In their original conception, a hedge fund was essentially a fund that sold some stocks short, and bought other stocks (long). With this technique, the overall value of buying and selling balances out, thereby eliminating heavy losses due to large market swings; profit gains in a hedge fund rely on the choosing of appropriate stocks and acting on them at the most opportune moment.

The first hedge fund was created by stock pioneer Alfred Winslow Jones. Jones also used borrowed money to inject his funds with additional capital (leverage), and charged an incentive fee to his customers to place their money in his fund.

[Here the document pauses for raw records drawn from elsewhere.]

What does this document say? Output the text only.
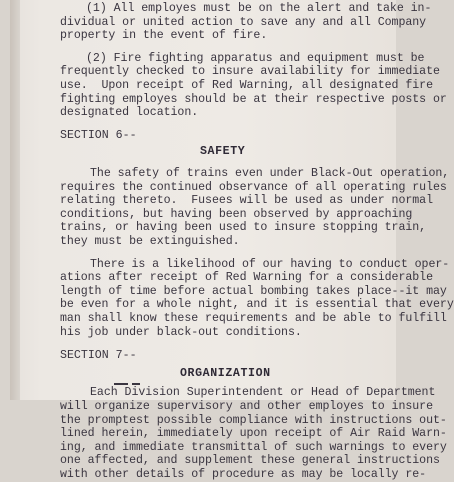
(1) All employes must be on the alert and take in-
dividual or united action to save any and all Company
property in the event of fire.
(2) Fire fighting apparatus and equipment must be
frequently checked to insure availability for immediate
use.  Upon receipt of Red Warning, all designated fire
fighting employes should be at their respective posts or
designated location.
SECTION 6--
SAFETY
The safety of trains even under Black-Out operation,
requires the continued observance of all operating rules
relating thereto.  Fusees will be used as under normal
conditions, but having been observed by approaching
trains, or having been used to insure stopping train,
they must be extinguished.
There is a likelihood of our having to conduct oper-
ations after receipt of Red Warning for a considerable
length of time before actual bombing takes place--it may
be even for a whole night, and it is essential that every
man shall know these requirements and be able to fulfill
his job under black-out conditions.
SECTION 7--
ORGANIZATION
Each Division Superintendent or Head of Department
will organize supervisory and other employes to insure
the promptest possible compliance with instructions out-
lined herein, immediately upon receipt of Air Raid Warn-
ing, and immediate transmittal of such warnings to every
one affected, and supplement these general instructions
with other details of procedure as may be locally re-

Hedge funds have evolved to include a number of strategies, in addition to the balanced short-long strategy of Jones. For the most part, the term hedge fund now refers to any mostly unregulated fund using unconventional methods of investing. Some common hedge fund strategies include: trading stock options and bonds, the purchase or sale of highly undervalued securities, and arbitrage. Most hedge funds also have the status of partnerships, rather than the corporate model of other funds.

A common hedge fund strategy is buying shares in a company that is in the midst of a merger and acquisition — in this case there is a guaranteed profit if the merger does complete, with the only risk being that the acquisition will fail. This strategy, often used in tandem with selling shares of the company doing the acquiring, is known as risk arbitrage.

Unlike mutual funds, hedge funds are very lightly regulated, and so can keep their actions relatively secret. Most contemporary hedge funds are handled by offshore companies in places like the Virgin Islands or Cayman Islands, where regulation is minimal. This secrecy makes it difficult to predict actual numbers for hedge funds, but estimates for 2003 were over US$650 billion under hedge fund management.

In order to keep regulation very low, hedge funds have the status of unregistered investment companies. This means that only accredited investors and qualified purchasers may invest in them — those who have incomes of over $200,000 per year or a net worth of over $1 million, or those who already have at least $5 million in investments.

The term hedge fund comes from the phrase "to hedge one's bets", and refers to the practice of balancing out transactions to ensure that no matter which way the market turns, a profit can still be made. It is this which distinguishes hedge funds from a spate of other fund strategies that sprang up at the beginning of the 21st century to capitalize on unconventional methodologies.